I bravi dipendenti possono avere un effetto alone sugli altri

Un nuovo sforzo di ricerca utilizza le esperienze dei giocatori NBA per costruire un caso in cui un dipendente stellare non deve essere il produttore principale poiché le sue azioni da sole possono migliorare la produzione di squadra.

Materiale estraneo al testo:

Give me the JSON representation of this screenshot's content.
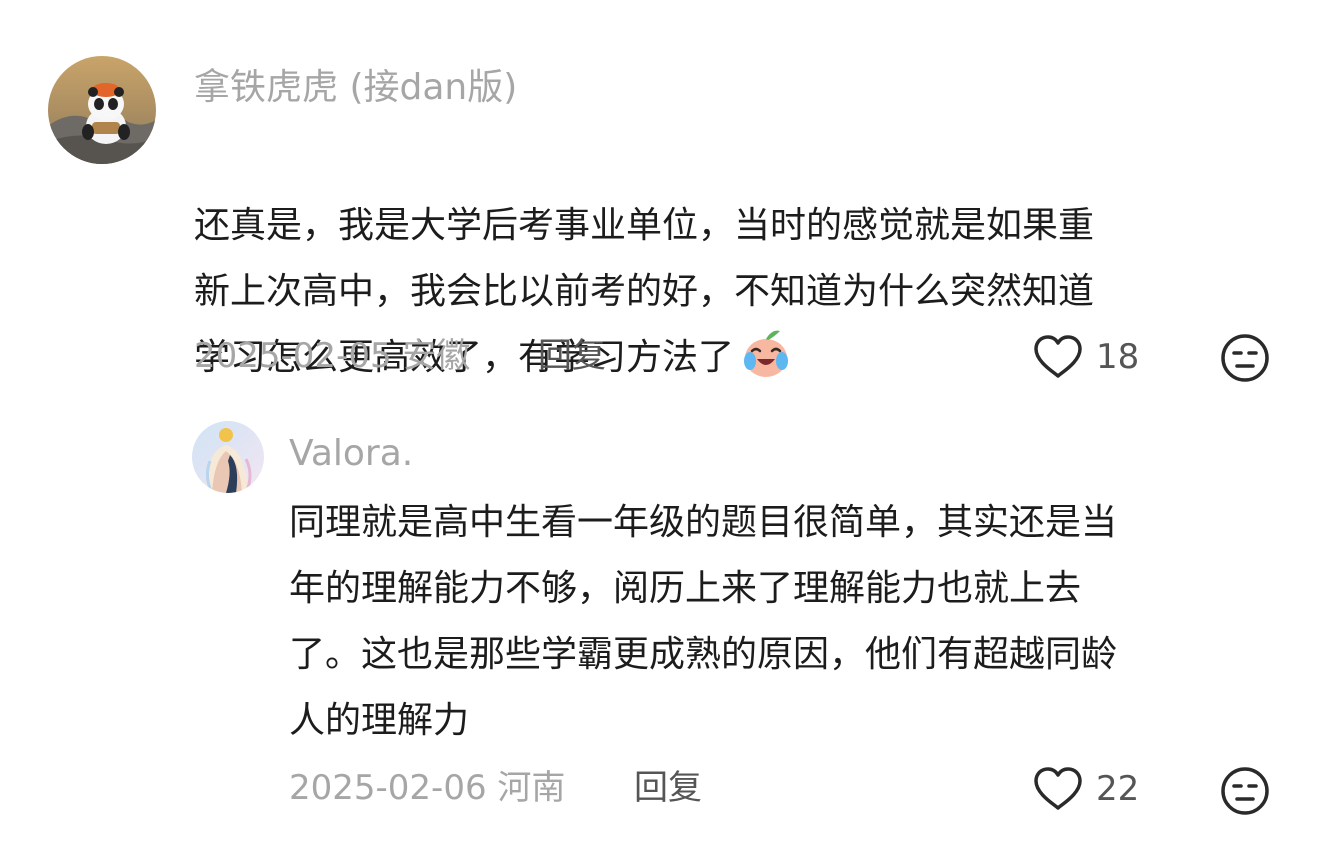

Gli investigatori del Terry College of Business dell'Università della Georgia hanno scoperto che, proprio come l'ex MVP dell'NBA Steve Nash, che notoriamente ha migliorato il rendimento dei suoi compagni di squadra ogni volta che era in campo, le azioni di alcuni dipendenti migliorano le prestazioni dei coetanei.

L'effetto è ciò che gli economisti chiamano spillover, ed esistono ovunque. Le decisioni di un individuo riguardo all'opportunità di fumare, quanto mangiare e se frequentare l'università possono essere tutte influenzate dalle scelte dei pari.

Allo stesso modo, la produttività sul posto di lavoro può estendersi da un dipendente all'altro, ha affermato l'assistente professore di economia Dr. Joshua Kinsler, coautore della ricerca.

“Quando si studiano le ricadute di produttività, sul posto di lavoro o in classe, l'approccio tipico è presumere che gli individui che sono più produttivi stessi siano anche quelli che renderanno gli altri più produttivi. Eravamo interessati a rompere questa connessione ", ha detto.

"L'NBA fornisce un buon contesto per porre questa domanda poiché i giocatori hanno in genere più attributi che possono influire sui compagni di squadra e sulle prestazioni della squadra. Ad esempio, un buon tiratore aumenta il successo della squadra segnando, ma un buon passante migliora il successo della squadra facilitando il successo degli altri ".

Come esempio di un grande giocatore di spillover, Kinsler punta a Deron Williams, playmaker dei Dallas Mavericks. Gli autori hanno studiato i dati su 656 giocatori come la Williams che hanno giocato nella NBA tra il 2006 e il 2010.

"Nel 2010, quando Williams era in campo, la probabilità che uno dei suoi compagni di squadra avesse segnato è aumentata in modo significativo rispetto a quando non giocava", ha detto Kinsler.

"Inoltre, tenere conto delle ricadute può alterare in modo significativo il modo in cui classifichiamo i giocatori. In particolare, giocatori come Carmelo Anthony e Kobe Bryant vengono retrocessi in un modello che tiene conto dell'influenza negativa che hanno sul resto delle possibilità da rete dei loro compagni di squadra. La loro abilità offensiva non è sufficiente a compensare l'impatto negativo che il loro volume di tiro ha sul successo della squadra ".

Ma il succo del lavoro di Kinsler, pubblicato nelJournal of Labor Economics, è se questa idea può essere trasferita o meno dal campo da basket all'ufficio. In altre parole, alcuni dipendenti sono in grado di migliorare i propri colleghi? Kinsler dice di sì.

“Prendi i consulenti finanziari come esempio. La retribuzione in questo settore tende a essere basata sui propri clienti, non sull'utilità di uno per gli altri consulenti finanziari. Ciò è probabilmente dovuto alla difficoltà di misurare il modo in cui altri consulenti influenzano sia il numero di clienti di un consulente sia la qualità della consulenza fornita dal consulente ", ha affermato.

"Ma con i dati sui clienti e sui rendimenti degli investimenti, così come la variazione nella composizione del team, sarebbe possibile misurare il valore di questo tipo di interazioni".

Nella NBA, i giocatori che creano ricadute positive sono sottovalutati in relazione al loro impatto sul successo della squadra. Un modello simile può esistere nell'arena aziendale.

I lavoratori tradizionalmente sono stati retribuiti in base al profitto marginale che portano alla loro azienda, non all'effetto complessivo che hanno sull'organizzazione. Questo è qualcosa che Kinsler pensa possa cambiare.

"Le informazioni sulle reti di lavoratori, formali o informali, nonché sui risultati individuali e di gruppo sono fondamentali per identificare i dipendenti con ricadute elevate", ha affermato.

“Anche se questo può essere costoso, ci sono chiari vantaggi. La costruzione del team e le decisioni di assunzione e fidelizzazione possono essere influenzate dalla composizione della forza lavoro dell'azienda e questi tipi di lavoratori rappresentano un grande valore per le aziende ".